SCELG Co-Director Publishes Article on the Guarani Aquifer Agreement
May 2018: SCELG Co-Director, Francesco Sindico, has recently published an open source article reflecting on the added value of the Guarani Aquifer Agreement in the overall management of the Guarani Aquifer System, a large transboundary aquifer shared by Argentina, Brazil, Paraguay and Uruguay. The article discusses the positive implications for the four countries of an in force Guarani Aquifer Agreement in terms of future institutional development and overall coordination. The article also clarifies that by moving ahead in the cooperation over this specific transboundary aquifer, the four countries will also be implementing Sustainable Development Goal 6.5, which calls for increased transboundary cooperation. The article provides the reader also with an up to date scientific understanding of the Guarani Aquifer System and takes the reader through a 15 year long journey of multilateral cooperation on the transboundary aquifer.
The Guarani Aquifer Agreement enters into force
The article is very timely as Paraguay has recently ratified the Guarani Aquifer Agreement, allowing the latter to enter into force now that all four countries have adhered to it. The article, hence, provides some useful insights and recommendations to policy makers and wider regional stakeholders who are now called to implement the Guarani Aquifer Agreement within the institutional framework of the La Plata Basin Treaty.
The article, titled “The Guarani Aquifer System: From a Beacon of hope to a question mark in the governance of transboundary aquifers”, has been co-authored with colleagues Ricardo Hirata, Groundwater Research Center (CEPAS|USP) at the University of São Paulo, and Alberto Manganelli, Regional Centre for Groundwater Management for Latin America and The Caribbean (CeReGAS), Montevideo, and was published in the Journal of Hydrology: Regional Studies. The article can be downloaded free of charge here. Last year SCELG published a policy brief, which summarised the main findings stemming from the research leading to the article just published in Spanish and in Portuguese.

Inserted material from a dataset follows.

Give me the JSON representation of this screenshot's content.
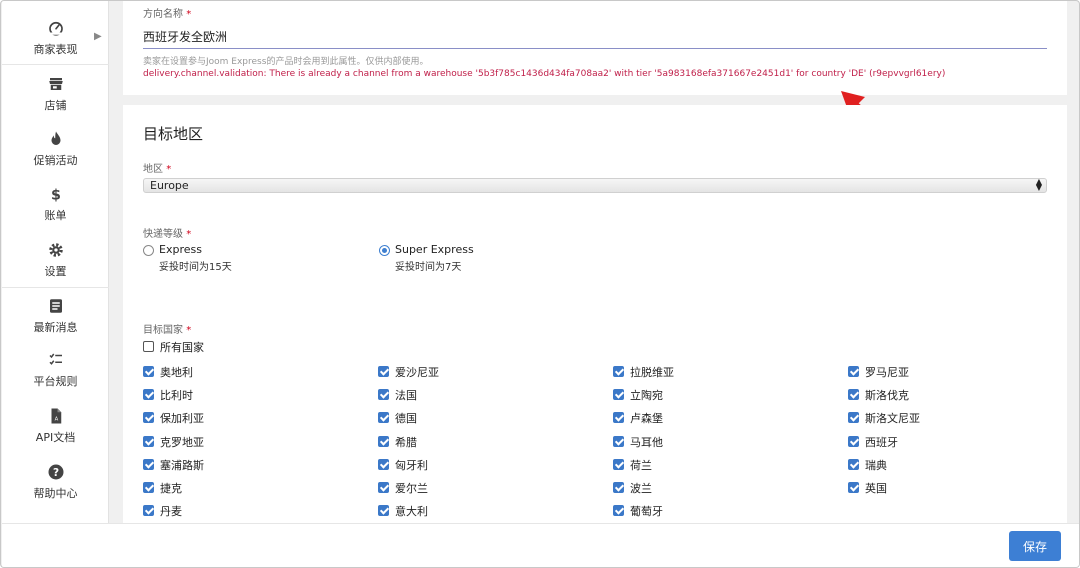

The Guarani Aquifer System, transboundary aquifers and global water security
Francesco Sindico, commenting on the release of the joint article, said: “The management of the Guarani Aquifer System enters (finally) in a new phase. After 8 years all countries are now on board and the process of implementing the Guarani Aquifer Agreement can finally start. I have been working on the legal aspects of the management of the Guarani Aquifer System for 10 years and I look forward to this new phase. One must remember that the Guarani Aquifer Agreement is one of the very few international legal instruments to govern the management of a transboundary aquifer in a world where around 600 transboundary aquifers have been identified and where 97% of available freshwater resources are found as groundwater.”
Research led teaching
Francesco Sindico teaches the class “Global Water Policy” in the LLM Global Environmental Law and Governance and is the Programme Director of the Strathclyde LLM in Climate and Energy Law.